Where things get more complicated is when the existing environment presumes some sort of access to a SAN - for example, Fibre Channel on Alpha. Moving such a system into an emulator presumes that the emulator can pretend to be the host adapter (an Emulex widget, IIRC) to the emulated VMS, and can also communicate to the external SAN via a (probably non-Emulex) FC host adapter in the host system. In addition to supporting both of those, there needs to be a way for the emulator to pass raw commands (as received from VMS) to the physical adapter, possibly translating data structures along the way.

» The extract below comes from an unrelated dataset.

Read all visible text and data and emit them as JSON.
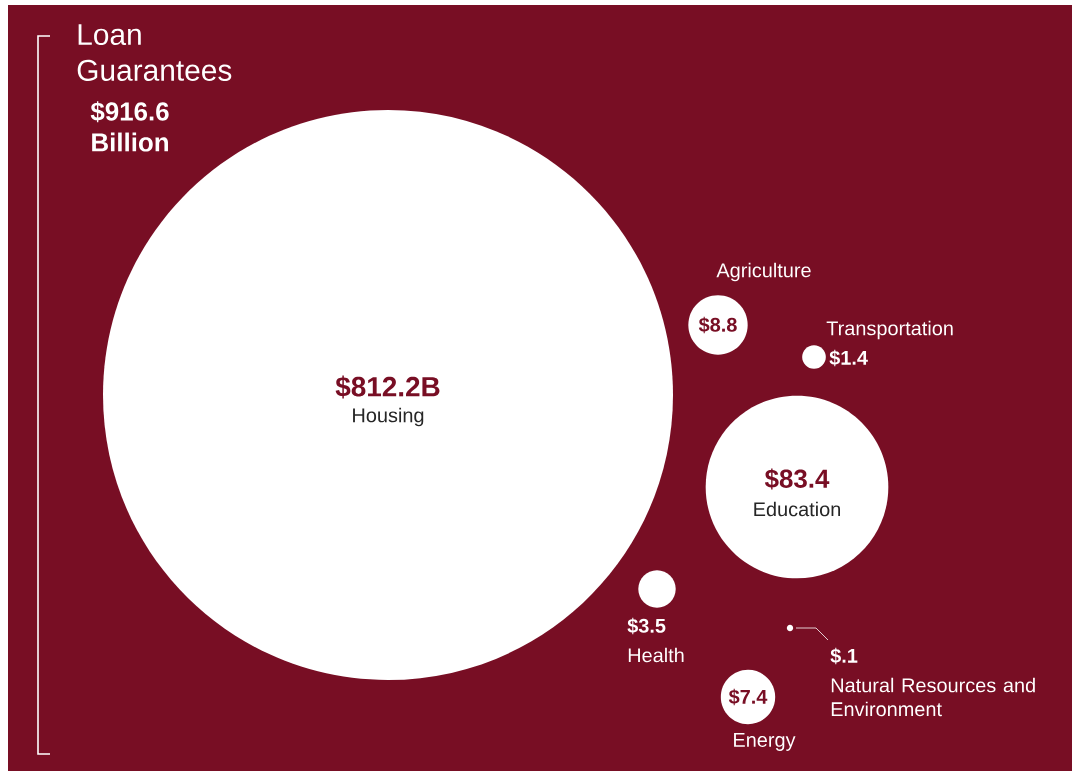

Even when an emulator wants to talk to "vanilla" peripherals on the host system, some level of translation may be required. On my FreeBSD system running the AlphaVM emulator, AlphaVM can translate SCSI IDs/LUNs on-the-fly, as well as converting between 6-byte and 10-byte CDBs. It can also override the device info returned to VMS and emulate some of the quirks of VMS peripherals. I have been able to have a LTO library attached via SAS pretend to be a SDLT600 drive on a local SCSI bus in the emulated system. I've even tested using SATA drives in a RAID array on a SAS controller as a system disk. Note that this is using the physical drives; not normally done except for data migration purposes. Normally the VMS "disk drives" appear as simple files in the host system's normal filesystem, not on dedicated drives.